Gli ostacoli, però, sono diversi. Il primo è economico, conferma Giulia Gaggero: “Chi affitta richiede almeno due contratti a tempo indeterminato, oppure un reddito pari a tre volte l’affitto della casa. Se pensiamo che, facendo una media degli annunci, i prezzi si aggirano tra gli 800 e i 1000 euro di affitto mensile per un trilocale, sono cifre proibitive”.

Il secondo ostacolo, molto spesso, è anche la tipologia del nucleo famigliare: molti proprietari di casa preferiscono non affittare a famiglie con figli, per non rischiare di avere inquilini che potrebbero creare disturbo ai vicini, o che, nel caso di contratti di natura transitoria, diventano più difficili da sfrattare.

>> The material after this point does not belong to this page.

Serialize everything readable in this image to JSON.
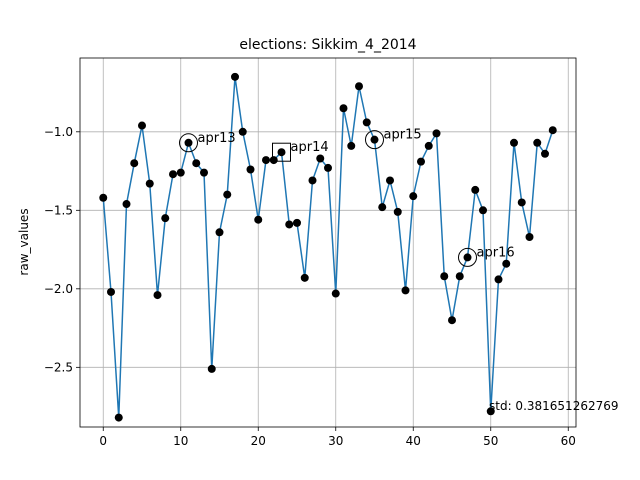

“Purtroppo, a volte, entrano in gioco anche elementi di discriminazione legati alla provenienza dei possibili inquilini – aggiunge la volontaria -. Le agenzie tengono conto dei criteri indicati dai proprietari, e facendo una scrematura degli interessati, gli stranieri sono i primi a finire esclusi”.

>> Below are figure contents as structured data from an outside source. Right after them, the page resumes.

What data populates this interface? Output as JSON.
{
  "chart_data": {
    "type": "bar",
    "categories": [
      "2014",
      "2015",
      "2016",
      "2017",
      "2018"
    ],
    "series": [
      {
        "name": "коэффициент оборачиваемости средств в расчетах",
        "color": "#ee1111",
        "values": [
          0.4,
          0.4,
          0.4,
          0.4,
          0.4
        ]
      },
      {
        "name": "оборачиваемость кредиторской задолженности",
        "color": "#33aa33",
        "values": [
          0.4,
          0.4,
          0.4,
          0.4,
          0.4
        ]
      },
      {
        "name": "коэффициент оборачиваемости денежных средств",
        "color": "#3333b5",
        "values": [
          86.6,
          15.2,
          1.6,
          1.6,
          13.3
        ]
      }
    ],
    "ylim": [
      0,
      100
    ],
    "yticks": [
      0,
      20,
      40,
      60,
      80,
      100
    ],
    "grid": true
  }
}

Allargando lo sguardo oltre il caso specifico della famiglia in questione, è facile intuire come il problema sia generalizzato. “Attualmente, solo tra le persone in uscita dai nostri percorsi di accoglienza, sono circa una ventina le famiglie nella stessa situazione”, ci dice Stefano Canestrini, presidente del Centro Astalli di Trento: “Ma il tema della casa riguarda tutti, non va ridotto solo alle persone rifugiate”, puntualizza. Secondo Canestrini serve, quindi, un ragionamento che coinvolga tutti, dalle categorie economiche alla politica, a chi lavora nel sociale: “Se c’è bisogno di lavoratori, alla proposta lavorativa deve affiancarsi anche una proposta abitativa, sociale, sanitaria. ‘Ci aspettavamo braccia sono arrivate persone’ si diceva per l’immigrazione italiana all’estero, e deve valere anche oggi per chi arriva in Italia”.

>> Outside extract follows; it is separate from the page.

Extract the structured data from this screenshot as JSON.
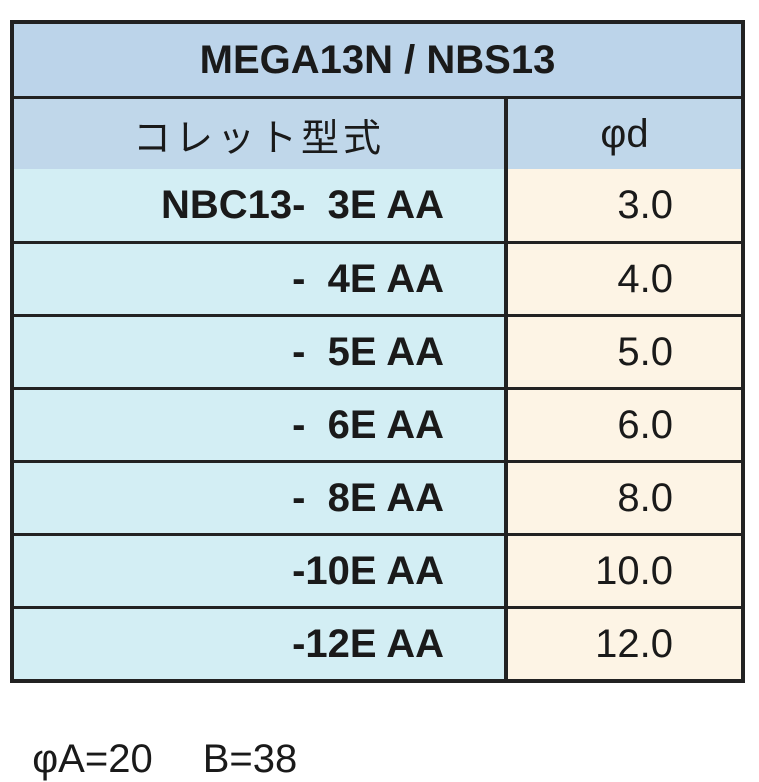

Rivedere le politiche di inclusione potrebbe essere un primo passo, anche per risolvere la questione abitativa: “Concentrare l’accoglienza nelle città scarica su di esse anche tutta la richiesta di abitazioni. Ma pensiamo al grande bisogno di lavoratori che c’è nelle nostre valli, dove risulterebbe più semplice anche avere accesso alla casa rispetto ai centri più grossi, quindi una politica lungimirante dovrebbe avere uno sguardo più ampio, e fare delle scelte vedendo nella migrazione un valore per il territorio”, conclude Canestrini.